Tres. Y llegó Estrellas Muertas –su Master of Puppets. Cuando supe que se trataba, por fin, de Valparaíso, sospeché que abordaría sus años de formación, y que en él habría continuas referencias a esa cantera de talentos escriturales que fue la UPLA de los noventas, donde Bisama conoció a sus compañeros de Entrevista. No es así. Estrellas Muertas es la transcripción de un monólogo de una ella que nunca se nombra, a un él que tampoco nunca se nombra, “en el café Hesperia, a las ocho y media de la mañana, en el puerto”. Los personajes solo participan para gatillar otra historia, que los sobrepasa: la historia de Javiera y Donoso, dos estudiantes universitarios devastados en los primeros y avanzados noventas por la vida en una universidad pública, de provincia y de izquierdas. Me cuesta no ver reflejado el entorno en que yo mismo me formé en esa misma década y en un espacio similar aunque en Santiago. Alguna vez le pregunté a Andrés Anwandter por qué eran tan importantes Los Detectives Salvajes, y él me contestó: “porque escribió la historia de todos nosotros, poetas jóvenes latinoamericanos”. Creo que Bisama ha hecho lo mismo con los estudiantes de la CRUCH y de las carreras pobres en los noventas. Un mundo donde no importaban las fiestas de moda, donde no se celebraba la Semana Mechona, donde no había arranques a la disco, ni estudiantes llegando en auto a las clases. Estrellas Muertas es la novela más realista de Álvaro, y la más trágica.

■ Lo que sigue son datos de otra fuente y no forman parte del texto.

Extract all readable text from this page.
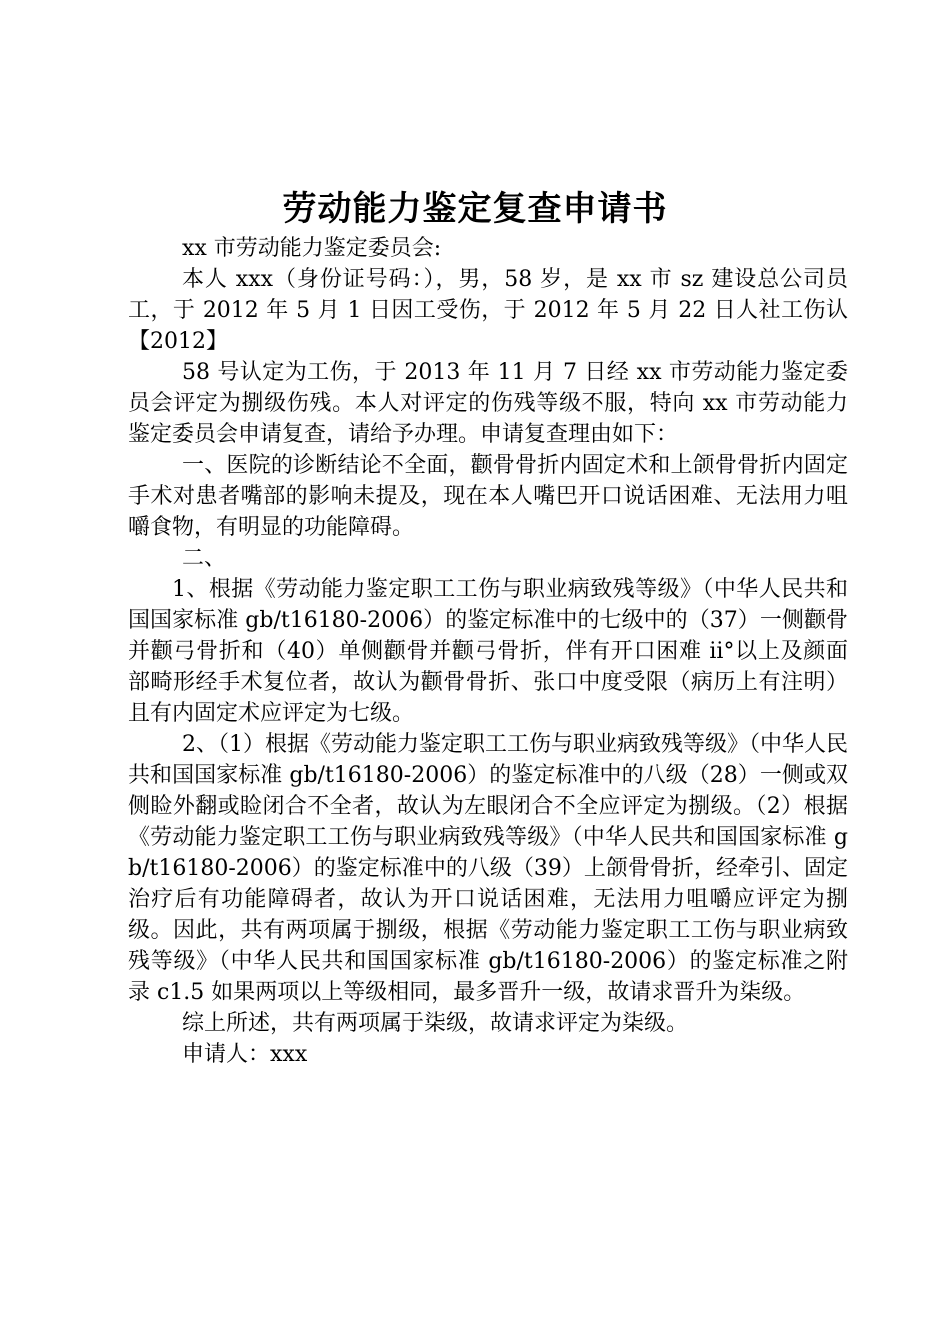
劳动能力鉴定复查申请书

xx 市劳动能力鉴定委员会:

本人 xxx（身份证号码：），男，58 岁，是 xx 市 sz 建设总公司员工，于 2012 年 5 月 1 日因工受伤，于 2012 年 5 月 22 日人社工伤认【2012】

58 号认定为工伤，于 2013 年 11 月 7 日经 xx 市劳动能力鉴定委员会评定为捌级伤残。本人对评定的伤残等级不服，特向 xx 市劳动能力鉴定委员会申请复查，请给予办理。申请复查理由如下：

一、医院的诊断结论不全面，颧骨骨折内固定术和上颌骨骨折内固定手术对患者嘴部的影响未提及，现在本人嘴巴开口说话困难、无法用力咀嚼食物，有明显的功能障碍。

二、

1、根据《劳动能力鉴定职工工伤与职业病致残等级》（中华人民共和国国家标准 gb/t16180-2006）的鉴定标准中的七级中的（37）一侧颧骨并颧弓骨折和（40）单侧颧骨并颧弓骨折，伴有开口困难 ii°以上及颜面部畸形经手术复位者，故认为颧骨骨折、张口中度受限（病历上有注明）且有内固定术应评定为七级。

2、（1）根据《劳动能力鉴定职工工伤与职业病致残等级》（中华人民共和国国家标准 gb/t16180-2006）的鉴定标准中的八级（28）一侧或双侧睑外翻或睑闭合不全者，故认为左眼闭合不全应评定为捌级。（2）根据《劳动能力鉴定职工工伤与职业病致残等级》（中华人民共和国国家标准 gb/t16180-2006）的鉴定标准中的八级（39）上颌骨骨折，经牵引、固定治疗后有功能障碍者，故认为开口说话困难，无法用力咀嚼应评定为捌级。因此，共有两项属于捌级，根据《劳动能力鉴定职工工伤与职业病致残等级》（中华人民共和国国家标准 gb/t16180-2006）的鉴定标准之附录 c1.5 如果两项以上等级相同，最多晋升一级，故请求晋升为柒级。

综上所述，共有两项属于柒级，故请求评定为柒级。

申请人：xxx
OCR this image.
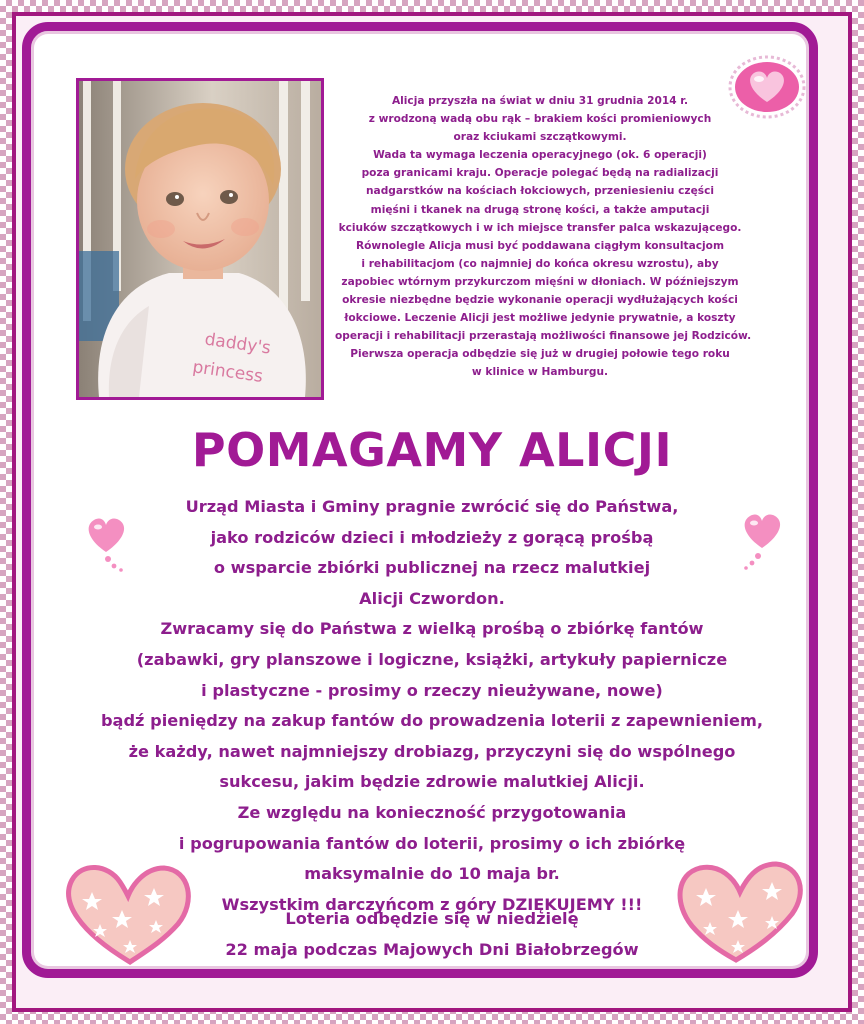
daddy's
princess

Alicja przyszła na świat w dniu 31 grudnia 2014 r.
z wrodzoną wadą obu rąk – brakiem kości promieniowych
oraz kciukami szczątkowymi.
Wada ta wymaga leczenia operacyjnego (ok. 6 operacji)
poza granicami kraju. Operacje polegać będą na radializacji
nadgarstków na kościach łokciowych, przeniesieniu części
mięśni i tkanek na drugą stronę kości, a także amputacji
kciuków szczątkowych i w ich miejsce transfer palca wskazującego.
Równolegle Alicja musi być poddawana ciągłym konsultacjom
i rehabilitacjom (co najmniej do końca okresu wzrostu), aby
zapobiec wtórnym przykurczom mięśni w dłoniach. W późniejszym
okresie niezbędne będzie wykonanie operacji wydłużających kości
łokciowe. Leczenie Alicji jest możliwe jedynie prywatnie, a koszty
operacji i rehabilitacji przerastają możliwości finansowe jej Rodziców.
Pierwsza operacja odbędzie się już w drugiej połowie tego roku
w klinice w Hamburgu.

POMAGAMY ALICJI

Urząd Miasta i Gminy pragnie zwrócić się do Państwa,
jako rodziców dzieci i młodzieży z gorącą prośbą
o wsparcie zbiórki publicznej na rzecz malutkiej
Alicji Czwordon.
Zwracamy się do Państwa z wielką prośbą o zbiórkę fantów
(zabawki, gry planszowe i logiczne, książki, artykuły papiernicze
i plastyczne - prosimy o rzeczy nieużywane, nowe)
bądź pieniędzy na zakup fantów do prowadzenia loterii z zapewnieniem,
że każdy, nawet najmniejszy drobiazg, przyczyni się do wspólnego
sukcesu, jakim będzie zdrowie malutkiej Alicji.
Ze względu na konieczność przygotowania
i pogrupowania fantów do loterii, prosimy o ich zbiórkę
maksymalnie do 10 maja br.
Wszystkim darczyńcom z góry DZIĘKUJEMY !!!

Loteria odbędzie się w niedzielę
22 maja podczas Majowych Dni Białobrzegów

Cuatro. Siempre he pensado que Caja Negra hay que leerla al revés, que se trata de una inversión. Si uno presta atención a los detalles, de pronto, la hemorragia de datos freaks que contiene, se convierte en un simulacro: estilos inventados, grupos musicales falsos, escotillas con trampas y cocodrilos. Nada en ella hay que sea real. Creo que con esa novela el autor deconstruyó el recurso de la cultura pop à la Fuguet. Me parece al mismo tiempo, que Estrellas Muertas es su reflejo especular, en ella todo es real, la novela tiene la textura de la vida. Es cierto, de una vida muy particular, el de la izquierda universitaria post dictadura: la de aquellos jóvenes huérfanos de ideología que a duras penas logran “sobrevivir” a la década más oscura de nuestra vida republicana. Hasta los más preciosos detalles los reconozco de mi época de estudiante: los caudillos pagados por la Jota para levantar a los estudiantes hacia una revolución que nunca llegó, eternos estudiantes con pasados indescifrables, los preparativos para boicotear los 21 de mayo, la música de protesta mezclada con salsa, los completos comidos a la rápida, los guateros galácticos, los pitos fumados en los límites del campus, los viajes a la playa a tomar vino en caja, o melón con vino, los posters de Enríquez y del Ché, y esas largas y letánicas asambleas constituyentes. No se había escrito nunca esta novela: ciertos poetas porteños habían rozado hacerlo, Zambra, en Bonsai –esa notable novela sobre personajes que quieren ser literatura, en manos de un narrador que quiere negar desde sus raíces la literatura–, pasaba por el lado. En esta novela todo es real, donde en Caja Negra todo era fantasía. Miento, en Caja Negra sí hay algo real: el 11 de septiembre de 1973. Ese es el origen de la devastación de la que la caja negra es testigo y testimonio.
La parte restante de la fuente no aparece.